Global CO2 to hit 75pc of safe allowance by 2030
The forecast from the UN Framework Convention on Climate Change (UNFCCC) factors in the intended nationally determined contributions (INDCs) pledged to a new global climate deal to be negotiated in Paris in December.
The world can add only 1 trillion t of cumulative CO2 emissions from 2011 to keep global average temperature rise below the 2°C above pre-industrial levels, the Intergovernmental Panel on Climate Change estimates.
The UNFCCC has analysed the impact of INDCs from 146 countries that were submitted by 1 October. Its findings were released today. These INDCs represent 75pc of all UNFCCC parties and around 86pc of greenhouse gas (GHG) emissions in 2010.

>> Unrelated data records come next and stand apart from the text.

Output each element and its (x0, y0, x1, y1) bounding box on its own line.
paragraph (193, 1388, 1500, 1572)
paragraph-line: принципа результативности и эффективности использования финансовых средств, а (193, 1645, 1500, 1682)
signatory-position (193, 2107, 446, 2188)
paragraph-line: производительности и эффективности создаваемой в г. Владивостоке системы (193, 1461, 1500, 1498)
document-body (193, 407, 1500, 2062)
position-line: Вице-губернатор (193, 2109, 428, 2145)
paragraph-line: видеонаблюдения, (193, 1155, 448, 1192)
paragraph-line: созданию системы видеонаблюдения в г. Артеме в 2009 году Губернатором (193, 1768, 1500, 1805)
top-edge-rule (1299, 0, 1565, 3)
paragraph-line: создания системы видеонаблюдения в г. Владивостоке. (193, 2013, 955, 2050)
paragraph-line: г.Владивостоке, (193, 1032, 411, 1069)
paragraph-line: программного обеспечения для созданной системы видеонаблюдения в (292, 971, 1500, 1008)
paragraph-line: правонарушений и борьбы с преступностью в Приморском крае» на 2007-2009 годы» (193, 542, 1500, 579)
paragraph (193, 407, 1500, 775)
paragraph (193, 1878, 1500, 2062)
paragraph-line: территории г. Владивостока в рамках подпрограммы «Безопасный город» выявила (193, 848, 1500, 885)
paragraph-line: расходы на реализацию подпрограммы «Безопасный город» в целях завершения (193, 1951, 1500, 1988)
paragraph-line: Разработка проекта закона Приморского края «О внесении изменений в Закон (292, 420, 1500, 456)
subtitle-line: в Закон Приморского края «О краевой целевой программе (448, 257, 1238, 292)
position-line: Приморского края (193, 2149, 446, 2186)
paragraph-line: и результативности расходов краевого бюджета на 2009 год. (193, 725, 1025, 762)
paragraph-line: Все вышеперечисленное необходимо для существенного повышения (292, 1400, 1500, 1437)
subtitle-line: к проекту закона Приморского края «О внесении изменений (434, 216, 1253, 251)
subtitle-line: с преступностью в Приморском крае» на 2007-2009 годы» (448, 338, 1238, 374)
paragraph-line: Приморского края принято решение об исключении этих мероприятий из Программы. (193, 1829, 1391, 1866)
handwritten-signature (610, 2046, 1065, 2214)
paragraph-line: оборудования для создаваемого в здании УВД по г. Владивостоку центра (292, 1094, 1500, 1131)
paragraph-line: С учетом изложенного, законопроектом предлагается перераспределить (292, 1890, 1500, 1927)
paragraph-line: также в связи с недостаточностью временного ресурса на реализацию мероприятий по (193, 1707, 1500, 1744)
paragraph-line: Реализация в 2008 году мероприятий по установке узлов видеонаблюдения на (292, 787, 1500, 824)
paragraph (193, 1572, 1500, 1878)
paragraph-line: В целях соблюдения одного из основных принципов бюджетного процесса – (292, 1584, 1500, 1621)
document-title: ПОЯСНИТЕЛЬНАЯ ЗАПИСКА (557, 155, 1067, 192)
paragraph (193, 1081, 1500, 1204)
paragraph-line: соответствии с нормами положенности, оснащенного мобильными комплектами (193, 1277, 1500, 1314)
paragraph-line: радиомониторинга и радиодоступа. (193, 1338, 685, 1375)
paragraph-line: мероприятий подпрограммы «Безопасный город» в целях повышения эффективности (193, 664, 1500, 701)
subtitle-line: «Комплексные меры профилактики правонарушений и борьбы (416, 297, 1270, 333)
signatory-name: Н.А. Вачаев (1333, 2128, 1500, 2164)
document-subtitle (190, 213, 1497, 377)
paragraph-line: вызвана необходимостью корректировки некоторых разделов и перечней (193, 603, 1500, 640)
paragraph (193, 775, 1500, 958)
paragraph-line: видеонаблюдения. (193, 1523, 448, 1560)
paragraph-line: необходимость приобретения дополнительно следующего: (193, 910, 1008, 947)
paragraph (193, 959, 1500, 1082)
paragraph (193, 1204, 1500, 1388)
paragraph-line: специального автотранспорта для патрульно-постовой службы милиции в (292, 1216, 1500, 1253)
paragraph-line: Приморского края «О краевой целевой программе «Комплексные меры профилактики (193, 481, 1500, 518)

The pledges would deliver an emissions reduction of around 3.7bn t, lowering the global total to 55bn t/yr by 2025 and 57bn t/yr in 2030, the UNFCC report said, slowing the rate of growth to 11-23pc in 2010-2030, compared with 24pc in 1990-2010. The INDCs would lower emissions by 5pc/person below 2010 levels in 2030. Although around 25pc of INDCs submitted are conditional, the UNFCCC said — some developing countries stipulate that full implementation depends on adequate financial support from the industrialised world.
And the UNFCCC does not directly assess the INDCs' implications for temperature change by the end of the century. But the INDCs would probably limit average global temperature rise to around 2.7°C, executive secretary Christiana Figueres said, which is in line with climate research group Climate Action Tracker's assessment.
This is "by no means enough", Figueres said. But it is a considerable improvement on the estimated 4-5°C or more of warming previously projected.
The UNFCCC's findings are broadly in line with independent analyses that forecast average global temperature rise below, at or above 3°C. European Commission analysis of 120 countries that submitted INDCs by 13 October predicted a 3°C rise by 2100.
The commission found that global GHG emissions will increase by 17pc above 2010 levels by 2030, to around 57bn t/yr, in line with the UNFCCC's forecast. But if conditional INDCs were enacted, emissions would peak just before 2030 at 12pc above 2010 levels, at around 54bn t/yr.
Greater action is needed, but the UNFCCC expects many nations to overachieve on their INDCs, while the mobilisation of climate finance and other forms of multilateral co-operation will intensify and accelerate countries' efforts, it said.
Figueres described the INDCs as "a foundation on which ever higher ambition can be built" and said they are "not the final word in what countries are ready to achieve over time".
But the INDCs must be backed by "financial support for developing countries, a clear long-term destination of climate neutrality in the second half of the century and a ratcheting up of ambition in a structured, transparent and timely way", she said.
The Climate Action Network coalition of non-governmental organisations has called for a revision of the INDCs to start just after the December climate talks in Paris and to be concluded by 2018 at the latest. And it wants new, improved targets in place by 2020.
It specifically urged the EU to take a leadership role in advocating an ambitious timeline for the review. And it called for the EU to develop a strong climate finance package beyond 2020. The upcoming EU finance ministers meeting on 10 November is an opportunity to define a comprehensive climate finance offer, it said.
The UNFCCC will publish its report — Climate Action Now — in November to outline to policymakers the emissions reduction potential and economic benefits of climate policies across major sectors such as energy, transport, buildings and forests.